At some point the marketroids worked this out and realised that if they used the decimal prefixes in their specifications, they could make their storage devices sound bigger. All the manufacturers quickly followed suit, so as not to lose the arms race, even if just amongst their less literate customers. And now we're stuck with it.
2) Filesystems have overheads. You don't, outside of a few specialist contexts, just spew data to a storage device bit for bit. There's going to be some metadata to say where the file is (bear in mind it might be fragmented all over the disk, so this is non-trivial), what it's called, permissions and so on, as well as provide error-checking/correction. More subtly, the filesystem will divide the space up into blocks, and only store [part of] a single file in each block. Bigger blocks mean less metadata is needed, but more space wasted if the file is smaller than the block size (it's a judgement that you have to make when formatting a disk, based on what it's intended to be used for).
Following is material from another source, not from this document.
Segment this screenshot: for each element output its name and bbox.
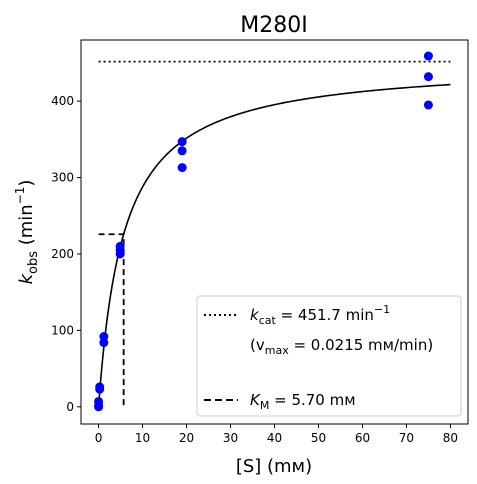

This is how a file might appear to grow or shrink when copied from one filesystem to another, and why your file manager might quote different values for "file size" and "size on disk".
3) People sometimes confuse bits and bytes in abbreviations, because Non Computer People who aren't German aren't used to upper and lower case being an important part of the spelling. GB is gigabytes, whereas Gb is gigabits. The former being 8 times bigger, which is small enough a difference that you might not notice the way you would if you confused millilitres with megalitres.
[1] In a belated attempt to reduce confusion the IEC came up with new prefixes (kibi, mebi, gibi vs kilo mega, giga) for the binary-derived values. People sometimes use them. My recommendation would be to approach the specification of storage devices with the same degree of caution that one approaches the sizing of bicycle tyres, and to assume the decimal meaning unless it's the funny 'i' version.